6. Place one of the fabric pieces down, right-side up. Make sure that the folded part is facing upwards, away from you.
7. Align the three pieces of iron-on seam tape along the bottom and side edges of the fabric. Do not place any iron-on seam tape on the top, folded edge. If you need to, pin the iron-on seam tape in place. Stick the pins vertically into the fabric, with the ball/head part sticking out beyond the edge of the fabric. This way, you can pull them out.
8. Place the second piece of fabric, right-side down, on top. Make sure that the folded top edge is facing away from you. It should be aligned with the folded top edge of the bottom fabric. If you need to, pin the two pieces of fabric together.
9. Iron the edges of the fabric. Set your iron to the temperature specified by packaging from the iron-on seam tape. Run it over the bottom and side edges of your blanket. If you don't have the packaging anymore, then set your iron to the appropriate setting for the fabric you are using.
10. Remove the pins, and flip the blanket inside out. Remember the hole you left along the top edge of the fabric? Pull your blanket through that hole. The seams should now be on the inside. The folded part should also be on the inside.
11. Cut down some quilt batting to fit, and slide it inside the blanket. If you plan on using your blanket as a duvet cover, skip this step. Consider using a quilt batting made out of polyester; it is more likely to keep its shape than a cotton or wool one.

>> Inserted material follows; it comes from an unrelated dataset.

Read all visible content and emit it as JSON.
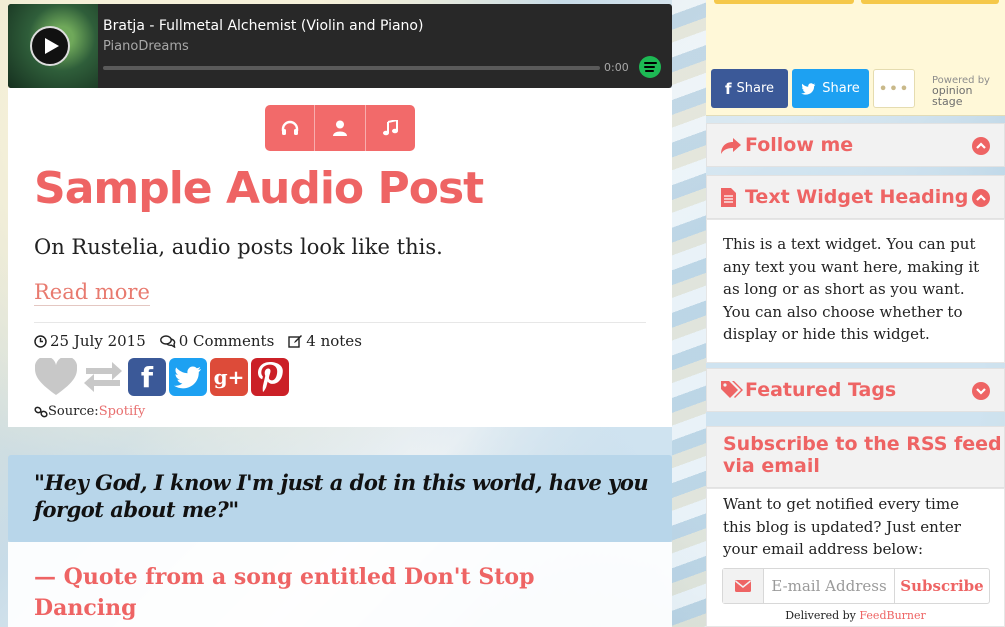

12. Place the last piece of iron-on seam tape inside the top edge of your blanket and trim it down to fit. Make sure that you place it right between the two folded edges. Align the top edge of the seam tape with the top edge of the blanket. Pin the tape in place, if necessary.
If you want to completely close your blanket, trim the tape down so it fits the length of the hole.
If you'd like to use your blanket as a duvet cover, trim the tape down to two pieces about the width of your hand. Place the tape at the outer sides of the hole. You will simply be making the hole smaller.
13. Iron the hole shut, and remove the pins. Make sure your iron it set to the right temperature, then run it over the edges of the hole. When you are done, remove the pins.